On January 27 this year, Foreign Affairs Secretary Alberto del Rosario said the Philippines would accept increased American military presence in the country in accordance with the constitutional ban on permanent foreign bases. His statement followed pronouncements by defense and military officials that talks were underway for greater American military presence in the country in the context of China’s increasing assertion of its claim over the Spratlys.
But Bayan Muna Representative Teddy Casiño said the Philippines is desperately trying to check “Chinese bullying” by bringing into the region “the bigger bully.”

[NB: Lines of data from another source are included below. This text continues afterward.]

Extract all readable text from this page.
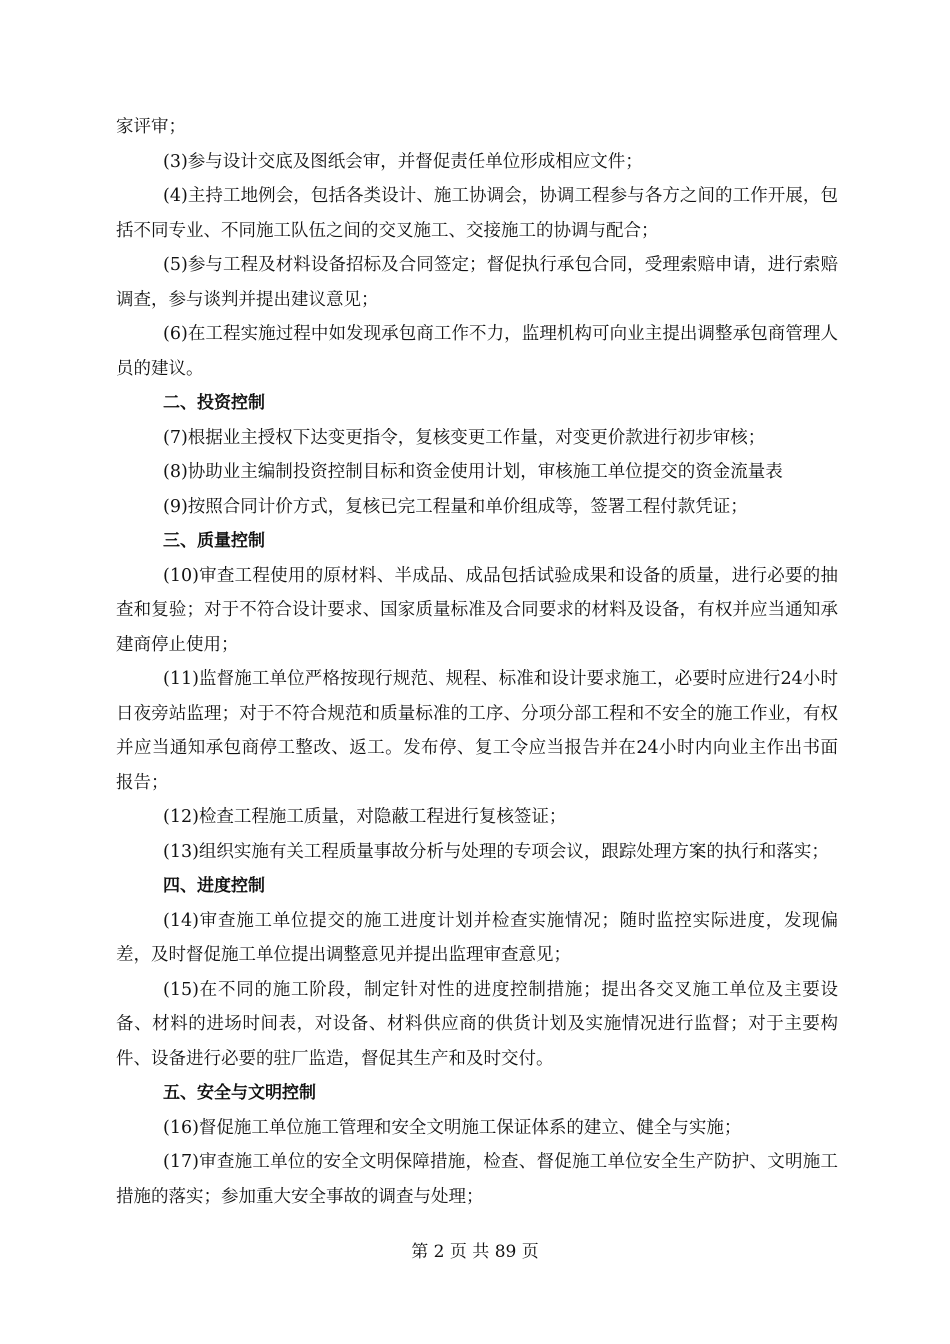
家评审；

(3)参与设计交底及图纸会审，并督促责任单位形成相应文件；

(4)主持工地例会，包括各类设计、施工协调会，协调工程参与各方之间的工作开展，包括不同专业、不同施工队伍之间的交叉施工、交接施工的协调与配合；

(5)参与工程及材料设备招标及合同签定；督促执行承包合同，受理索赔申请，进行索赔调查，参与谈判并提出建议意见；

(6)在工程实施过程中如发现承包商工作不力，监理机构可向业主提出调整承包商管理人员的建议。

二、投资控制

(7)根据业主授权下达变更指令，复核变更工作量，对变更价款进行初步审核；

(8)协助业主编制投资控制目标和资金使用计划，审核施工单位提交的资金流量表

(9)按照合同计价方式，复核已完工程量和单价组成等，签署工程付款凭证；

三、质量控制

(10)审查工程使用的原材料、半成品、成品包括试验成果和设备的质量，进行必要的抽查和复验；对于不符合设计要求、国家质量标准及合同要求的材料及设备，有权并应当通知承建商停止使用；

(11)监督施工单位严格按现行规范、规程、标准和设计要求施工，必要时应进行24小时日夜旁站监理；对于不符合规范和质量标准的工序、分项分部工程和不安全的施工作业，有权并应当通知承包商停工整改、返工。发布停、复工令应当报告并在24小时内向业主作出书面报告；

(12)检查工程施工质量，对隐蔽工程进行复核签证；

(13)组织实施有关工程质量事故分析与处理的专项会议，跟踪处理方案的执行和落实；

四、进度控制

(14)审查施工单位提交的施工进度计划并检查实施情况；随时监控实际进度，发现偏差，及时督促施工单位提出调整意见并提出监理审查意见；

(15)在不同的施工阶段，制定针对性的进度控制措施；提出各交叉施工单位及主要设备、材料的进场时间表，对设备、材料供应商的供货计划及实施情况进行监督；对于主要构件、设备进行必要的驻厂监造，督促其生产和及时交付。

五、安全与文明控制

(16)督促施工单位施工管理和安全文明施工保证体系的建立、健全与实施；

(17)审查施工单位的安全文明保障措施，检查、督促施工单位安全生产防护、文明施工措施的落实；参加重大安全事故的调查与处理；

第 2 页 共 89 页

“This is dangerous as it is most likely that the two bullies will eventually come to a mutually beneficial agreement with us left out. This is what happened between the US and Spain before,” Casiño said, recalling a chapter of Philippine history that defined the country’s political and military relations with the US.
Historical background
“You may fire when you are ready, Gridley,” Commodore George Dewey calmly told the flagship commander of his fleet in the Battle of Manila Bay, on 1 May 1898, as vintage Spanish warships came within striking distance of his own. His order signaled the end of Spain’s almost 400 years of colonial rule, and the entry of the US as a new imperial power. Consequently, Asia’s first republic fell victim to political infanticide, if not abortion.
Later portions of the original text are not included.